This is my collection. This is the world that I
love.
It started in the '70s with weekly trips on
Thursday to a 7-11 in a Memphis neighborhood buying Richie
Rich comics, being taken by the bright colors and
TV boxed shaped vignettes along the left margin
telling me the names of the characters. The
stories stirred my imagination while I was reading
along with cherry or cola flavored Slurpees and
packs of Wacky Packages. It was me ordering Harvey
records from the comic book, wondering why Baby
Huey comics weren't being printed, and prompting
my dad to call Harvey Comics and being handed the
phone to speak to Mr. Harvey himself, and him
asking me, a young grade-schooler, what I liked
and didn't like about Harvey Comics. It's seeing
the different colors on the upper margins of comic
books to catch my eye, and seeing an alternating
color there each new week.
This is my collection. It's older comics I found
in Memphis flea markets. It's discovering that if
I can't buy old Spider-Man comics, I can buy
issues of Marvel Tales and drool over Steve
Ditko's art and Stan Lee's dialogue. It's the
wonder of discovering shops that sell only comic
books, with an odor of back issues, that showed
Betty Boop cartoons, serials and movies on Friday
nights. It's being captured by the images drawn
by C.C. Beck on "Shazam" and the countless covers
Nick Cardy drew for DC Comics. It's trying to
find, learn and get any morsel or panel about
characters I love.
This is my collection. It's a boy going into the
basement of his uncle's Detroit home, step by
careful step, smelling must, soap and other odd
odors, and finding treasures packed and carefully
stored in used grocery store cardboard boxes,
exploring for new titles and covers I've never
seen before.
It's the moment when new comic books magically
appear on racks or shelves, be it drug store,
convenience store, book store or comic shop. It's
the time you open the cover. It's the instant you
found out there's an Overstreet Price Guide and
finding that your comic books actually have (gasp)
value.
This is my collection. It's costumed men and
scantily clad women that fight crime. It's
beautiful women and garish looking men putting
your heroes and heroines in peril. It's muscular
barbarians and colored aliens. It's the photo and
painted covers of Gold Key comics and the "gag"

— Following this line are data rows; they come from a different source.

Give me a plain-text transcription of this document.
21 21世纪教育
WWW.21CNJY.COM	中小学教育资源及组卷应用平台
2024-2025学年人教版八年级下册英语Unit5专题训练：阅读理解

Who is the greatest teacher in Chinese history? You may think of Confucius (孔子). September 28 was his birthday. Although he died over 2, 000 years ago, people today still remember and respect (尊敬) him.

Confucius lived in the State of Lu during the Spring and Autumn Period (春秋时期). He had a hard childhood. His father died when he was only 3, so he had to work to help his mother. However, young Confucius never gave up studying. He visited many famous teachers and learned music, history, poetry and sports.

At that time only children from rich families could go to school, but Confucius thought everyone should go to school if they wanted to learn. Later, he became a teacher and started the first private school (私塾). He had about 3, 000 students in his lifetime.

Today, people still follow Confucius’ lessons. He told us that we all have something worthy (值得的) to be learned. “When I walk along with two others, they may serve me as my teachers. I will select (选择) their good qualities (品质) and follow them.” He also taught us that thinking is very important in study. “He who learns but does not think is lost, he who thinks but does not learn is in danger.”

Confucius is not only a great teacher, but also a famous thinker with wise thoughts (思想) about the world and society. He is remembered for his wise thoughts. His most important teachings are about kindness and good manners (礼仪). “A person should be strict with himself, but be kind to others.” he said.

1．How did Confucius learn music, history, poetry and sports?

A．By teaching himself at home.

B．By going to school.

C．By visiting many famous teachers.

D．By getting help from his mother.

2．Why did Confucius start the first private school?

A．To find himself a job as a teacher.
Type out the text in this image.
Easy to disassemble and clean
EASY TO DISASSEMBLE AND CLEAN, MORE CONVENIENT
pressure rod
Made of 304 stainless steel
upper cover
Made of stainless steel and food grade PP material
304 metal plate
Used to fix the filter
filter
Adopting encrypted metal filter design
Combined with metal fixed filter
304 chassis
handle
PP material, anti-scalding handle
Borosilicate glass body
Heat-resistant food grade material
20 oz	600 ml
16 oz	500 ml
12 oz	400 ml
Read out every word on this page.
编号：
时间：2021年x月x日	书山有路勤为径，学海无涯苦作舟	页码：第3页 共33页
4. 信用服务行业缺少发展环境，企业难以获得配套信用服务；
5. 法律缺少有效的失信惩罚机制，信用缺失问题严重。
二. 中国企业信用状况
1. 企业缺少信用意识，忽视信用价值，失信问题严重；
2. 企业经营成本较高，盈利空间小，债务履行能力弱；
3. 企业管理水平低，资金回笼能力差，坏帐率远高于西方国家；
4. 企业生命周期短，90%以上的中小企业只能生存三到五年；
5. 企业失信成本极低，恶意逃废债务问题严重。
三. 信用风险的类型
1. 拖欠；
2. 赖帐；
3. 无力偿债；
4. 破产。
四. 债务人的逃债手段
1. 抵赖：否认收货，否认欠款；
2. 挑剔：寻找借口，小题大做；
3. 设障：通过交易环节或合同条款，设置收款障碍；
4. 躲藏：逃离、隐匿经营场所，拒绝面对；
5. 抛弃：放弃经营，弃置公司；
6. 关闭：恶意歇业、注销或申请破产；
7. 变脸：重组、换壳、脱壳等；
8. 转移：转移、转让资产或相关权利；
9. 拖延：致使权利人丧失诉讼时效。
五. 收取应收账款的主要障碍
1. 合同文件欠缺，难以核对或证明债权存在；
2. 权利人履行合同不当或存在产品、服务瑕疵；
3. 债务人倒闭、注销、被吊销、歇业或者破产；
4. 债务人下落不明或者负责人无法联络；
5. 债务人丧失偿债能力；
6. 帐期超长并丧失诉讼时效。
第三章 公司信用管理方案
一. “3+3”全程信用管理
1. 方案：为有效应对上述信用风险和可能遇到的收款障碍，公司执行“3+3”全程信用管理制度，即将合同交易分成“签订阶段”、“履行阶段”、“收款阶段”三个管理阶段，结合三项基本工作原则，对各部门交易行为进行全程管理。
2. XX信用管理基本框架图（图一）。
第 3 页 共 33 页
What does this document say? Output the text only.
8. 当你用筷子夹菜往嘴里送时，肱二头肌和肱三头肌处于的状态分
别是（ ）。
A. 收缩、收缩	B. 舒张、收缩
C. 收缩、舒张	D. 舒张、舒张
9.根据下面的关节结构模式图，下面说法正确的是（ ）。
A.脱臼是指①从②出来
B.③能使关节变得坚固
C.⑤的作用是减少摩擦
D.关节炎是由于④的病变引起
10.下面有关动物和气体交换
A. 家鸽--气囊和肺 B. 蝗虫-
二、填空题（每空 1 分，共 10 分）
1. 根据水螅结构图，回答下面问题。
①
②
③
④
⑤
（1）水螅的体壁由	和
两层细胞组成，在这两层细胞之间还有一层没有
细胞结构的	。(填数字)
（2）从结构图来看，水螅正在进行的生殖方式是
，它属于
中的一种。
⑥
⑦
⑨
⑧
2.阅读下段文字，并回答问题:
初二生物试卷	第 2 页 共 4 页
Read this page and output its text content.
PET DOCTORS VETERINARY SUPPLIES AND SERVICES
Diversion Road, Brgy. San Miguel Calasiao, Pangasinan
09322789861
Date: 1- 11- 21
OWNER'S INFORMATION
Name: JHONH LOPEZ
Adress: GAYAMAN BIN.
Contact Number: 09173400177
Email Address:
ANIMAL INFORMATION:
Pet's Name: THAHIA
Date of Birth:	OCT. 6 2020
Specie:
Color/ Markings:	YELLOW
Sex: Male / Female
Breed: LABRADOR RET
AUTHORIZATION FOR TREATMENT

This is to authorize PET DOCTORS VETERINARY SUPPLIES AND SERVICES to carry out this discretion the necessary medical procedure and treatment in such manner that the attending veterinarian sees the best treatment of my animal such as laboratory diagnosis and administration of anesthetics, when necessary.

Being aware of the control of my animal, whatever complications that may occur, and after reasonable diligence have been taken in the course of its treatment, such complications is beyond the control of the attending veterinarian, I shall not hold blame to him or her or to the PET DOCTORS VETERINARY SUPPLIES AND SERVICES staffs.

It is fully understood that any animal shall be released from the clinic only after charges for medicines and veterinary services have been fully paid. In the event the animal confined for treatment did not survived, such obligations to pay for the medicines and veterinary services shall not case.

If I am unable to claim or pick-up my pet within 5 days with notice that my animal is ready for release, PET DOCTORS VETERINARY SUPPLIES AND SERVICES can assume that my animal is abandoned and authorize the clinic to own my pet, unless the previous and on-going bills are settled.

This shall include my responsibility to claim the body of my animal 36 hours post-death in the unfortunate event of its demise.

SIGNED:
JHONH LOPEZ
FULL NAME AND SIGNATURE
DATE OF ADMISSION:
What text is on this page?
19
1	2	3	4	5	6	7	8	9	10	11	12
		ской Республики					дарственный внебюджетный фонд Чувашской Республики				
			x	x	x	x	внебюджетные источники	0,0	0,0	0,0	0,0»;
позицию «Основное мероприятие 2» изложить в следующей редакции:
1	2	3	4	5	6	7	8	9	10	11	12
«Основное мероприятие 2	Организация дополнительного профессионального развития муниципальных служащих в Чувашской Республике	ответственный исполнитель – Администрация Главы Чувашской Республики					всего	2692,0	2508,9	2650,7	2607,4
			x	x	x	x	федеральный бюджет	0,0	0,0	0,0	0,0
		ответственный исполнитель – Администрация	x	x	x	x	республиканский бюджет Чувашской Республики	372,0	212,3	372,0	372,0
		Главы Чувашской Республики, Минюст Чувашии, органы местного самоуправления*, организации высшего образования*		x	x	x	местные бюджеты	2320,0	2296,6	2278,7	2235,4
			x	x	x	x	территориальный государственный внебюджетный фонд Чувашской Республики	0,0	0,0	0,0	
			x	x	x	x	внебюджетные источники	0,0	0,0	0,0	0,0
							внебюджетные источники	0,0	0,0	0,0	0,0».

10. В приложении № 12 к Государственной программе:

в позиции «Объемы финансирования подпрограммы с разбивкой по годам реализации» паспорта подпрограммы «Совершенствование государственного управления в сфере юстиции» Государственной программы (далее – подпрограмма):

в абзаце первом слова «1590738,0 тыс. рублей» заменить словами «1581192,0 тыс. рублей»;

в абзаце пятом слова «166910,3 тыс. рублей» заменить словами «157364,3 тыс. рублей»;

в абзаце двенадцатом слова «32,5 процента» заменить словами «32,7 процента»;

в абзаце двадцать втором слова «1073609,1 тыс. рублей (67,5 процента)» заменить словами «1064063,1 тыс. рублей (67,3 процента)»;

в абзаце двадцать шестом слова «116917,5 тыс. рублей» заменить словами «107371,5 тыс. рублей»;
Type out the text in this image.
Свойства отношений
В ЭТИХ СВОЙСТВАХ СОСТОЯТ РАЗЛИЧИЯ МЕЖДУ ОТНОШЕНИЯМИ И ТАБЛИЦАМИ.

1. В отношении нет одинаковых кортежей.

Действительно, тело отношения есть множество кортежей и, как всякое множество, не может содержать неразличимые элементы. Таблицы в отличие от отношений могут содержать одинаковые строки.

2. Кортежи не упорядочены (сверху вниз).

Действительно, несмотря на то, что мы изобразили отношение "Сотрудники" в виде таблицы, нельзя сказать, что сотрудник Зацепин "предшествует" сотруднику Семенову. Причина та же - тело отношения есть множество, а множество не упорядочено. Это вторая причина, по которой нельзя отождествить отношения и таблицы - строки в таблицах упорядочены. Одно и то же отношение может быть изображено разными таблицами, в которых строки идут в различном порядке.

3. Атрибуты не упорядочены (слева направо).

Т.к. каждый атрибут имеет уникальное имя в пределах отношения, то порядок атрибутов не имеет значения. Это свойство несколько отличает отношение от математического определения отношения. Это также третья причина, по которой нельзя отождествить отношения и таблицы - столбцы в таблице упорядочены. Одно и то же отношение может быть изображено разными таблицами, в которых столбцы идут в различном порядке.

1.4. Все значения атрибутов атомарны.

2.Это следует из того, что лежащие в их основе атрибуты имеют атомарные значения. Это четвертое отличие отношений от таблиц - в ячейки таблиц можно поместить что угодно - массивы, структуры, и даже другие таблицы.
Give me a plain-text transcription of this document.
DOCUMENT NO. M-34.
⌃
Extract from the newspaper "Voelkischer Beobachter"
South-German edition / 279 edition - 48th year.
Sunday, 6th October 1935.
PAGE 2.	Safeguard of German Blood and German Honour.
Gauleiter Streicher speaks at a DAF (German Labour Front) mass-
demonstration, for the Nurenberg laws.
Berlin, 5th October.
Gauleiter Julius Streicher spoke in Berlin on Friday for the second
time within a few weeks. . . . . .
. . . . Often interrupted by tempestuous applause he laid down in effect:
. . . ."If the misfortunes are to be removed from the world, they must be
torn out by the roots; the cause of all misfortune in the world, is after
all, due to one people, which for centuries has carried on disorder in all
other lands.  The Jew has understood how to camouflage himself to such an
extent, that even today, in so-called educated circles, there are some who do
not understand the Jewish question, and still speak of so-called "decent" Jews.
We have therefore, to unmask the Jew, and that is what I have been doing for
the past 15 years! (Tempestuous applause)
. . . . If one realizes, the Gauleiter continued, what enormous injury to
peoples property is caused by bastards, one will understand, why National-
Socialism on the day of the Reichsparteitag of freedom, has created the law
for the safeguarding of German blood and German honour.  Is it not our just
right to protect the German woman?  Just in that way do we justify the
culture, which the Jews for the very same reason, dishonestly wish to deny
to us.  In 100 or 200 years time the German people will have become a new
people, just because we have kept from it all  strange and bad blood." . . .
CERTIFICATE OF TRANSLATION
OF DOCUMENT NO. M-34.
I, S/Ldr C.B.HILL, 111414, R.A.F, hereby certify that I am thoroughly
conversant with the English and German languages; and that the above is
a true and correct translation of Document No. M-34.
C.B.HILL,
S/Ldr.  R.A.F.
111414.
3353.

covers on Archie Comics. It's the curiosity of
Atlas Comics and the weird printing and characters
of Charlton Comics.
It's the frustration of waiting three long years
to read and complete the run of Camelot 3000.
It's the oddities that are Prez, Brother Power the
Geek, US 12, and Night Nurse. It's the smile when
the makers of your comics poke fun at themselves.
It's the sadness when creators spar and sue for
rights to characters. It's the surprise of seeing
your name in print in a letter column and winning
a Marvel No-Prize. It's the
feeling; like winning the lottery when I find
Daredevil #82 at an Evanston garage sale or
Superman #182 at the Kane County Fairgrounds -- an
unexpected high. It's the the hope that
characters I love and care about get out from
under horrendous writing and lousy artwork.
This is my collection. It's the embarrassment of
other parents not wanting their children to see my
collection when they visit, for fear youngsters
would get negative ideas. It's the hurt by peers
being told you have "too many" of something. It's
the agony of transporting boxes from Memphis, to
Wisconsin, to St. Louis and the Chicago 'burbs in
the span of a lifetime. It's the sorrow of seeing
water invade your basement and causing severe
damage to boxes of the collection.
This is my love. It's 2,800 comics when I was in
6th grade in 1981, to 40 long boxes when I was a
college sophmore in 1987, to 80 long boxes in
1989, to 140+ long boxes presently. My world is
my collection of books, created by talented men
and women, and worthless hacks; read, indexed and
filed with love and sweat because I'm a collector.